Вера шагнула вперед, сказала тихим, низким голосом:
— Отец, уйди!
— Сейчас же уходи из нашего дома! — еще тверже проговорила Зина. — Мать простит — мы из дома уйдем.
Дверца захлопнулась. В доме повисла тишина. После длинной паузы Кузьма позвал:
— Нюра?
— Уходи, — прошептала Анна.
— Ведь к тебе пришел. Наскитался я!
— Уходи, Кузя!
— Может, потолкуем?
— Нет, уходи.
— Гонишь?! Ну бог с тобой. Я не калека, проживу.
— Проживешь, Кузьма.
— Пойми — домой тянет!
— В другом месте гнездо совьешь.
— Поздно вить-то.
Все с той же бабьей мягкостью Анна собрала в узел ему еду. Из сундука, откуда-то со дна, с нафталинного сумрака, достала забытую им тогда вышитую рубашку.
— Возьми, сгодится, — и протянула дрожащей рукой.
И дрожащей рукой принял ее Кузьма.
В сени шагнул сутуло — будто нырнул в ледяную воду.
Анна на крыльце прижалась к перильцу.
— Прости, Кузя, — в голосе у нее задрожали слезы.
За плетнем рос клен. Одинокий, но могучий и величавый в своей старости, он дремотно шумел листвой, заслонив небо.
Возле клена Кузьма придержал шаг, на миг сравнил себя с ним, одиноким, — и полынная горечь захлестнула его горло.
Он испытывал щемящее, горькое и безотрадное чувство отверженности, бессмысленности, пустоты своей никому не нужной жизни. Вскоре проселок поглотил его…

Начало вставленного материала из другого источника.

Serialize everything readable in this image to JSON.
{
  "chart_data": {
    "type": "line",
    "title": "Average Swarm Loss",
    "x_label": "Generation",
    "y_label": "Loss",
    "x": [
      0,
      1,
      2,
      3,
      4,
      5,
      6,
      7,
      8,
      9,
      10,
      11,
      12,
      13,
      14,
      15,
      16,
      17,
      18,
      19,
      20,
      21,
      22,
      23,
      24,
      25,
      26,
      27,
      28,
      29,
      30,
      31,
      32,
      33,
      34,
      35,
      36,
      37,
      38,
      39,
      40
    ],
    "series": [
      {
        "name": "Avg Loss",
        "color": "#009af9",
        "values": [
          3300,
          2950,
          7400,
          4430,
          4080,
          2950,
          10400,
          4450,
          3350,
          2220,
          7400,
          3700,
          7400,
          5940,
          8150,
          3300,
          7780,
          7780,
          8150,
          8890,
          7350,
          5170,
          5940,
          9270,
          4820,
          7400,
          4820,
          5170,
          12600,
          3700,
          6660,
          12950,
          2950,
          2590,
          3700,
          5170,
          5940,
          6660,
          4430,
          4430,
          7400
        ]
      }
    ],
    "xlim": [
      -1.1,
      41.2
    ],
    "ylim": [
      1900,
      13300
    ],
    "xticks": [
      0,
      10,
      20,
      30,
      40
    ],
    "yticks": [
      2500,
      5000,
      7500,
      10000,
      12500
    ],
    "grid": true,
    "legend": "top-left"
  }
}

1958 г.Послесловие: Эстетика обыкновенного
Пристрастие Леонида Корнюшина к поэтизации обыкновенного не носит демонстрационный характер (как иногда бывает в литературе) — оно органично для его дарования, что показал весь предшествующий творческий опыт писателя. Вместе с тем любой частный эпизод, а также общая, «вечная» проблема в повестях и рассказах Л. Корнюшина не предстают в некоем нивелирующем, спокойном описании, которое, на внешний взгляд, должно было бы «подходить» к обыкновенному или давно известному в литературе. И изображение обычных ситуаций, и повествование, связанное с решением «вечных» человеческих вопросов, — все это пронизано собственной авторской интонацией и вполне оценочно-субъективно в той мере, в какой это допускается законами художественного творчества. Читатель найдет в сборнике немало страниц, эмоционально насыщенных, психологически действенных.